Este negro, nihilista e intenso drama de terror del director de “The Lobster” se centra en un cirujano que es víctima de una extraña venganza. Colin Farrell y Nicole Kidman son los protagonistas de esta macabra historia filmada con el particular estilo del cineasta griego.
Dentro de una competencia del Festival de Cannes que se caracterizó por su negritud, el doblete entre las funciones del domingo por la noche de HAPPY END, de Michael Haneke, y EL SACRIFICIO DEL CIERVO SAGRADO, de Yorgos Lanthimos, nos dejó a muchos críticos al borde del hastío o de la crisis nerviosa. Tras la malicia que es marca de fábrica del realizador austríaco, el enfrentamiento con otro estilista de la negrura como es el director griego de THE LOBSTER fue algo que muchos no lograron tolerar. De hecho, a la hora de decidir cuál era el menor de los males, la mayoría parecía quedarse, aún con reparos, con la “sabiduría” del realizador de LA CINTA BLANCA.
No es mi caso. Si bien ninguna de las dos películas –ni sus realizadores– se cuentan entre mis favoritos, el cine que hace el griego me resulta más misterioso, intrigante, inasible. Su nueva película, que transcurre en los Estados Unidos y tiene como protagonistas a Colin Farrell y Nicole Kidman, puede ser igual de cínica y malevolente con sus personajes que las del austríaco, pero hay un código más cercano al cine de género y menos a la “sociología de salón” que me resulta más atrapante y atractivo. Y que, al menos esa es mi sensación, encuadra mejor a la malicia y crueldad de la propuesta. El filme es, después de todo, un filme de horror contemporáneo que transcurre en medio de –sí, otra vez– una disfuncional familia de la alta burguesía.
Farrell encarna a Steven, un cirujano un tanto alienado de su familia, que integran su mujer Anna, una oculista (Kidman), una chica de 14 años y un chico de 12. Pero la relación principal de Steven parece ser con un adolescente, Martin (el aquí escalofriante Barry Keoghan, luego visto en DUNKERQUE), quien lo visita a la clínica en la que trabaja y establece una relación un tanto peculiar con él. A tal punto se mete en su vida que no tiene mejor idea que invitarlo a cenar con su familia. Y allí empiezan los problemas.

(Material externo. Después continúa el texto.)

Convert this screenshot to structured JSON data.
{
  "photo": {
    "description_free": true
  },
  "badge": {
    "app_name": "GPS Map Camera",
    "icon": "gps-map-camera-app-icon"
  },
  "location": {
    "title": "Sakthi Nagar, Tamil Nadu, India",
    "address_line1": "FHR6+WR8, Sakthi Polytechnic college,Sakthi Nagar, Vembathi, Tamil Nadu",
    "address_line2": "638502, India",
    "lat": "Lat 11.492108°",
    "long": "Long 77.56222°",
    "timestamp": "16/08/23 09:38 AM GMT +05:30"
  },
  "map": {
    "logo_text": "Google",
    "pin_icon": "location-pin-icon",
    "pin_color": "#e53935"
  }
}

Por motivos que al principio no conocemos, Martin empieza a ser cada vez más demandante con Steven, invitándolo a visitar a su propia madre y llamándolo por teléfono todo el tiempo hasta que al médico no le queda otra que dejar de contestarle. Un día, el hijo menor de Steven no puede levantarse de la cama porque está paralizado de las piernas. Nada sale en sus estudios pero no puede caminar. Ni comer. Steven, cirujano, no compra el discurso de que tiene “un problema psicosomático” y le hace miles de estudios. Pero no sale nada. Y ése es solo el principio de los problemas para él y su familia. ¿Qué tendrá que ver en todo esto el misterioso y cada vez más enojado Martin?
Es claro que hay hechos previos que los conectan, secretos que no se han contado y lo que parece ser algún tipo de maldición, brujería o –como dice con extremo grado de ironía uno de los personajes– “una metáfora” en juego. Es evidente que la película entra en un registro de violencia y crueldad que, como muchos filmes de género, funciona de manera metafórica. La visión entre tenebrosa y repulsiva del género humano de Lanthimos es hasta similar a la de Haneke: en ambos casos hay familias de la alta burguesía con secretos horrendos y actitudes deplorables; y en las dos hay adolescentes que lucen inocentes y pueden cometer actos terribles, pero el griego se despega del realismo y entra en una zona de extrañeza que podríamos definir como “cine de autor de género”, en la que se autopostula casi como heredero de Stanley Kubrick.
Es obvio que no le llega ni a los talones a aquel –la forma en la que resuelve los conflictos es tan pasada de rosca que provocó risas y abucheos en la platea–, pero sin dudas logra crear climas inquietantes y generar tensión con sus curiosas elecciones de puesta en escena, especialmente el uso del gran angular, la música y el sonido. Y también por la manera en la que los diálogos están más cerca del absurdo que de cualquier cosa parecida a la realidad. Esa distancia y ese tono hace que su viaje por el universo del dolor, el miedo, la venganza y la muerte sea menos visto como una serie se sentencias sobre el mundo que se le tiran a la cabeza a los espectadores y más como recursos del más puro espanto cinematográfico.